Tendons are the fibrous and flexible bands that connect muscles to bone—and when they’re inflamed, you can’t help but notice. “Tendonitis” (or tendinitis) is the official term used to describe tendon pain and inflammation. This condition can occur suddenly, or it can have a slow onset in response to overuse from repetitive movements, like those associated with certain jobs or hobbies.
If tendon pain is interfering with your daily routine, you should see a healthcare professional to get your injury checked out. In the meantime, here are five tendonitis home remedies:
1.) Take a Load Off
If you have tendonitis, it’s best to take a break from the activity that’s causing (or aggravating) it. This doesn’t mean you have to give up being active altogether; however, it’s important to rest for at least several days (if not weeks). Activities like biking and swimming are great low-impact exercise options to keep you moving while your tendons heal.
2.) Apply Ice
Tendonitis pain and tenderness may occur in your muscles or near a joint. To reduce inflammation, you should apply ice in ten to 15-minute intervals as soon as you notice any pain in these areas. During the first 72 hours after injury, you can repeat your icing routine up to twice per hour. After those first few days, you can apply it as often as you need—as long as it continues to relieve your pain.
3.) Stretch it Out
Even if you’re taking a break from some of your normal activities, you can still continue to stretch your muscles and joints. The key is keeping the stretches gentle to avoid reinjury. Stretching will improve your range of motion and prevent stiffness. And don’t stop once you’re pain-free. Instead, continue stretching to keep your muscles loose and relaxed. Need help with stretching techniques? Find a PT in your area here.
4.) Compress the Area
When your joints are swollen from tendonitis, you can reduce the swelling by wrapping the swollen area with an elastic bandage or compression wrap. Compression also speeds recovery by stimulating the movement of lymph fluid, which transports nutrients that are essential for tissue repair to the site of the injury.

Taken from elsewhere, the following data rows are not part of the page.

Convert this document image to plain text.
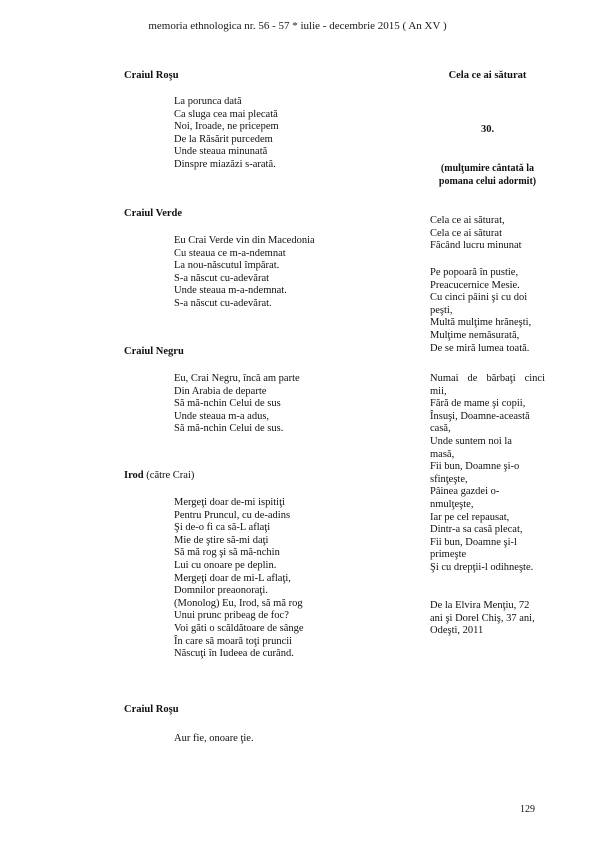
memoria ethnologica nr. 56 - 57 * iulie - decembrie 2015 ( An XV )
Craiul Roşu
La porunca dată
Ca sluga cea mai plecată
Noi, Iroade, ne pricepem
De la Răsărit purcedem
Unde steaua minunată
Dinspre miazăzi s-arată.
Craiul Verde
Eu Crai Verde vin din Macedonia
Cu steaua ce m-a-ndemnat
La nou-născutul împărat.
S-a născut cu-adevărat
Unde steaua m-a-ndemnat.
S-a născut cu-adevărat.
Craiul Negru
Eu, Crai Negru, încă am parte
Din Arabia de departe
Să mă-nchin Celui de sus
Unde steaua m-a adus,
Să mă-nchin Celui de sus.
Irod (către Crai)
Mergeţi doar de-mi ispitiţi
Pentru Pruncul, cu de-adins
Şi de-o fi ca să-L aflaţi
Mie de ştire să-mi daţi
Să mă rog şi să mă-nchin
Lui cu onoare pe deplin.
Mergeţi doar de mi-L aflaţi,
Domnilor preaonoraţi.
(Monolog) Eu, Irod, să mă rog
Unui prunc pribeag de foc?
Voi găti o scăldătoare de sânge
În care să moară toţi pruncii
Născuţi în Iudeea de curând.
Craiul Roşu
Aur fie, onoare ţie.
Cela ce ai săturat
30.
(mulţumire cântată la
pomana celui adormit)
Cela ce ai săturat,
Cela ce ai săturat
Făcând lucru minunat
Pe popoară în pustie,
Preacucernice Mesie.
Cu cinci pâini şi cu doi
peşti,
Multă mulţime hrăneşti,
Mulţime nemăsurată,
De se miră lumea toată.
Numai de bărbaţi cinci
mii,
Fără de mame şi copii,
Însuşi, Doamne-această
casă,
Unde suntem noi la
masă,
Fii bun, Doamne şi-o
sfinţeşte,
Pâinea gazdei o-
nmulţeşte,
Iar pe cel repausat,
Dintr-a sa casă plecat,
Fii bun, Doamne şi-l
primeşte
Şi cu drepţii-l odihneşte.
De la Elvira Menţiu, 72
ani şi Dorel Chiş, 37 ani,
Odeşti, 2011
129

5.) Consider Anti-Inflammatories
If you’re still feeling pain after you’ve rested, iced, stretched, and compressed, then you can try taking ibuprofen or other anti-inflammatory drugs. These medications are available in pill form or as a cream that you can apply directly to your sore spots. Just be careful not to overdo it. While it’s tempting to pop some Advil every time you feel a twinge, masking your symptoms with medication puts you at risk for reinjury. Pain is a good indicator of when enough is enough—and it’s wise to listen to that cue.
To prevent tendon injuries, be sure to warm up properly, stretch, and switch up your regular routines to avoid overuse. If you do find yourself in pain, contact a healthcare provider. Then, take care of yourself at home by resting, icing, stretching, compressing, and taking anti-inflammatory medication in appropriate doses.